Das Müllproblem in der Realität

Bericht aus dem Süden Europas - Das sizilianische Müllproblem

Um dieses Problem aufzuzeigen, möchte ich dir am Anfang zwei Situationen darstellen, die exakt so und exakt dort geschehen sind.

Der Schreck in der Nacht

Wir waren abends in der Stadt essen und auf dem Heimweg. 

Man fährt dort nachts im Dunklen meist ohne Straßenbeleuchtung auf kurvenreichen Landstraßen, die zum Teil eng gehalten sind, von einer Kurve in die nächste.

Wobei ich sagen muss, dass man abseits der Städte und Touristenzentren in einigen Regionen leider nicht mehr von Straßen sprechen kann, sondern von Schlaglochpisten.

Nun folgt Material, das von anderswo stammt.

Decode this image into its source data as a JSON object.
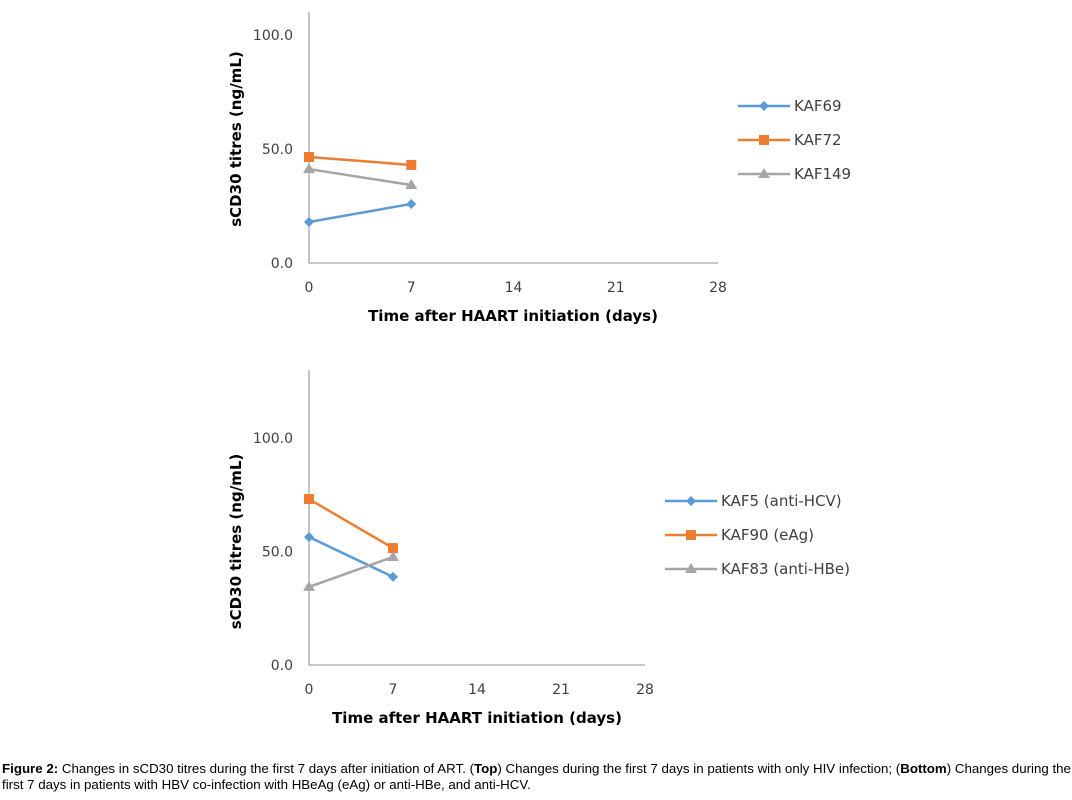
{
  "chart_data": [
    {
      "type": "line",
      "title": "",
      "panel": "Top",
      "xlabel": "Time after HAART initiation  (days)",
      "ylabel": "sCD30 titres  (ng/mL)",
      "x_ticks": [
        0,
        7,
        14,
        21,
        28
      ],
      "y_ticks": [
        "0.0",
        "50.0",
        "100.0"
      ],
      "xlim": [
        0,
        28
      ],
      "ylim": [
        0,
        110
      ],
      "grid": false,
      "legend_position": "right",
      "series": [
        {
          "name": "KAF69",
          "color": "#5B9BD5",
          "marker": "diamond",
          "x": [
            0,
            7
          ],
          "values": [
            18.0,
            25.9
          ]
        },
        {
          "name": "KAF72",
          "color": "#ED7D31",
          "marker": "square",
          "x": [
            0,
            7
          ],
          "values": [
            46.5,
            43.0
          ]
        },
        {
          "name": "KAF149",
          "color": "#A5A5A5",
          "marker": "triangle",
          "x": [
            0,
            7
          ],
          "values": [
            41.2,
            34.2
          ]
        }
      ]
    },
    {
      "type": "line",
      "title": "",
      "panel": "Bottom",
      "xlabel": "Time after HAART initiation  (days)",
      "ylabel": "sCD30 titres  (ng/mL)",
      "x_ticks": [
        0,
        7,
        14,
        21,
        28
      ],
      "y_ticks": [
        "0.0",
        "50.0",
        "100.0"
      ],
      "xlim": [
        0,
        28
      ],
      "ylim": [
        0,
        130
      ],
      "grid": false,
      "legend_position": "right",
      "series": [
        {
          "name": "KAF5 (anti-HCV)",
          "color": "#5B9BD5",
          "marker": "diamond",
          "x": [
            0,
            7
          ],
          "values": [
            56.4,
            38.8
          ]
        },
        {
          "name": "KAF90 (eAg)",
          "color": "#ED7D31",
          "marker": "square",
          "x": [
            0,
            7
          ],
          "values": [
            73.1,
            51.5
          ]
        },
        {
          "name": "KAF83 (anti-HBe)",
          "color": "#A5A5A5",
          "marker": "triangle",
          "x": [
            0,
            7
          ],
          "values": [
            34.4,
            47.6
          ]
        }
      ]
    }
  ],
  "caption": {
    "label": "Figure 2:",
    "part1": " Changes in sCD30 titres during the first 7 days after initiation of ART. (",
    "top_word": "Top",
    "part2": ") Changes during the first 7 days in patients with only HIV infection; (",
    "bottom_word": "Bottom",
    "part3": ") Changes during the first 7 days in patients with HBV co-infection with HBeAg (eAg) or anti-HBe, and anti-HCV."
  }
}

Aber das ist ein Thema, das schon rein von der Infrastruktur an vielen Orten vorliegt. Süditalien ist nicht so reich wie der Norden des Landes, was man deutlich sehen kann.

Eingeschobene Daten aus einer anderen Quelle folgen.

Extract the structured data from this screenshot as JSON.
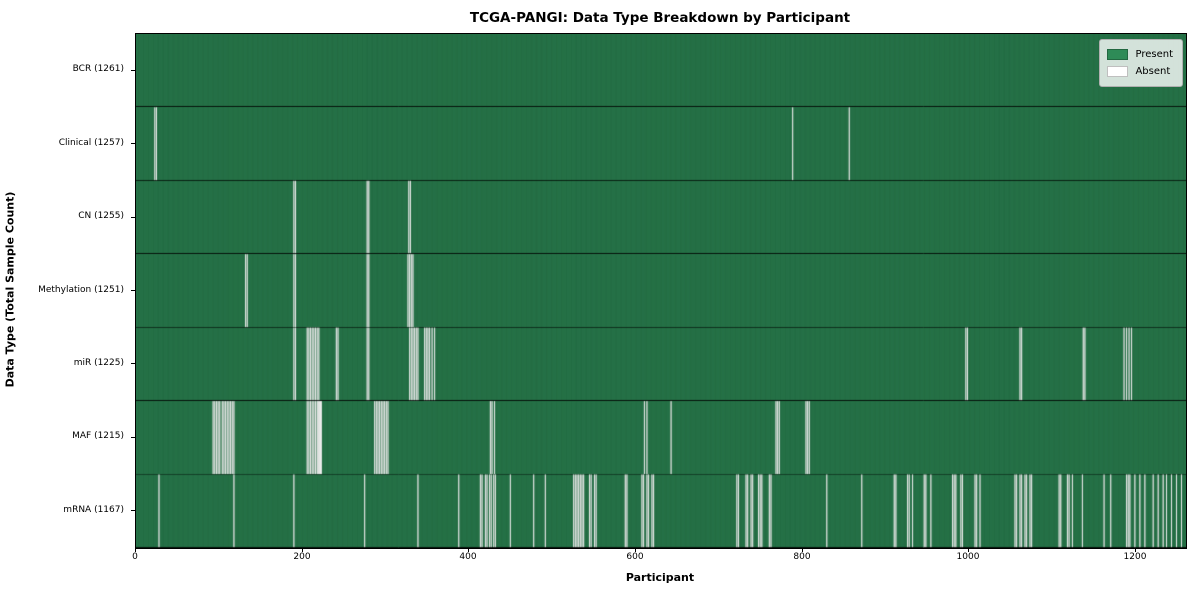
{
  "chart_data": {
    "type": "heatmap",
    "title": "TCGA-PANGI: Data Type Breakdown by Participant",
    "xlabel": "Participant",
    "ylabel": "Data Type (Total Sample Count)",
    "total_participants": 1261,
    "x_ticks": [
      0,
      200,
      400,
      600,
      800,
      1000,
      1200
    ],
    "legend": [
      {
        "label": "Present",
        "color": "#2e8b57"
      },
      {
        "label": "Absent",
        "color": "#ffffff"
      }
    ],
    "colors": {
      "present": "#2e8b57",
      "absent": "#ffffff",
      "cell_edge": "#000000",
      "background": "#ffffff"
    },
    "rows": [
      {
        "label": "BCR",
        "count": 1261,
        "absent": []
      },
      {
        "label": "Clinical",
        "count": 1257,
        "absent": [
          22,
          24,
          788,
          856
        ]
      },
      {
        "label": "CN",
        "count": 1255,
        "absent": [
          189,
          191,
          277,
          279,
          327,
          329
        ]
      },
      {
        "label": "Methylation",
        "count": 1251,
        "absent": [
          131,
          133,
          189,
          191,
          277,
          279,
          326,
          328,
          330,
          332
        ]
      },
      {
        "label": "miR",
        "count": 1225,
        "absent": [
          189,
          191,
          205,
          207,
          209,
          211,
          213,
          215,
          217,
          219,
          240,
          242,
          277,
          279,
          328,
          330,
          332,
          334,
          336,
          338,
          346,
          348,
          350,
          352,
          355,
          358,
          996,
          998,
          1061,
          1063,
          1137,
          1139,
          1186,
          1189,
          1192,
          1195
        ]
      },
      {
        "label": "MAF",
        "count": 1215,
        "absent": [
          92,
          94,
          96,
          98,
          100,
          103,
          105,
          107,
          109,
          111,
          113,
          115,
          117,
          205,
          207,
          209,
          211,
          213,
          215,
          217,
          218,
          219,
          220,
          221,
          222,
          286,
          288,
          290,
          292,
          294,
          296,
          298,
          300,
          302,
          425,
          427,
          430,
          610,
          613,
          642,
          768,
          770,
          772,
          804,
          806,
          808
        ]
      },
      {
        "label": "mRNA",
        "count": 1167,
        "absent": [
          27,
          117,
          189,
          274,
          338,
          387,
          413,
          415,
          419,
          421,
          424,
          426,
          429,
          431,
          449,
          477,
          491,
          525,
          527,
          529,
          531,
          533,
          535,
          537,
          544,
          546,
          550,
          552,
          587,
          589,
          607,
          609,
          613,
          615,
          619,
          621,
          721,
          723,
          732,
          734,
          738,
          740,
          747,
          749,
          751,
          760,
          762,
          829,
          871,
          910,
          912,
          926,
          928,
          932,
          946,
          948,
          954,
          980,
          982,
          984,
          990,
          992,
          1007,
          1009,
          1013,
          1055,
          1057,
          1061,
          1063,
          1067,
          1069,
          1073,
          1075,
          1108,
          1110,
          1118,
          1120,
          1124,
          1136,
          1162,
          1170,
          1189,
          1191,
          1193,
          1199,
          1205,
          1211,
          1221,
          1227,
          1233,
          1237,
          1243,
          1249,
          1255
        ]
      }
    ]
  }
}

Man merkt dabei, wo der Staat investiert und wo nicht.

Zurück zur Situation. 

Wir fuhren also durch die Dunkelheit und unterhielten uns normal. Da bogen wir um eine Ecke und ich sah auf einmal etwas vor mir auf der Straße liegen.

Da kein Gegenverkehr da war, wich ich aus und bremste abrupt. 

Wir sahen, bzw. vergewisserten uns, dass es ein Müllsack war, der da auf der Straße gelegen hatte. 

Ja, ein Müllsack. Wir fuhren sehr langsam weiter und sahen weitere Säcke.

Der Schreck war uns gehörig in die Glieder gefahren, aber solche Müllsäcke bzw. wilde Müllhalden findet man überall an der Straße. Das ist leider kein Einzelfall oder die Herausforderung einer einzelnen Kommune.

Man braucht vor allem im Süden der Insel nur die Städte zu verlassen und trifft auf den Landstraßen, manchmal auch an Straßenkreuzungen, auf wilde Müllhalden mit verschiedenstem Müll. Selbst beim Spazierengehen über Feldwege abseits der Hauptstraßen fand ich welche.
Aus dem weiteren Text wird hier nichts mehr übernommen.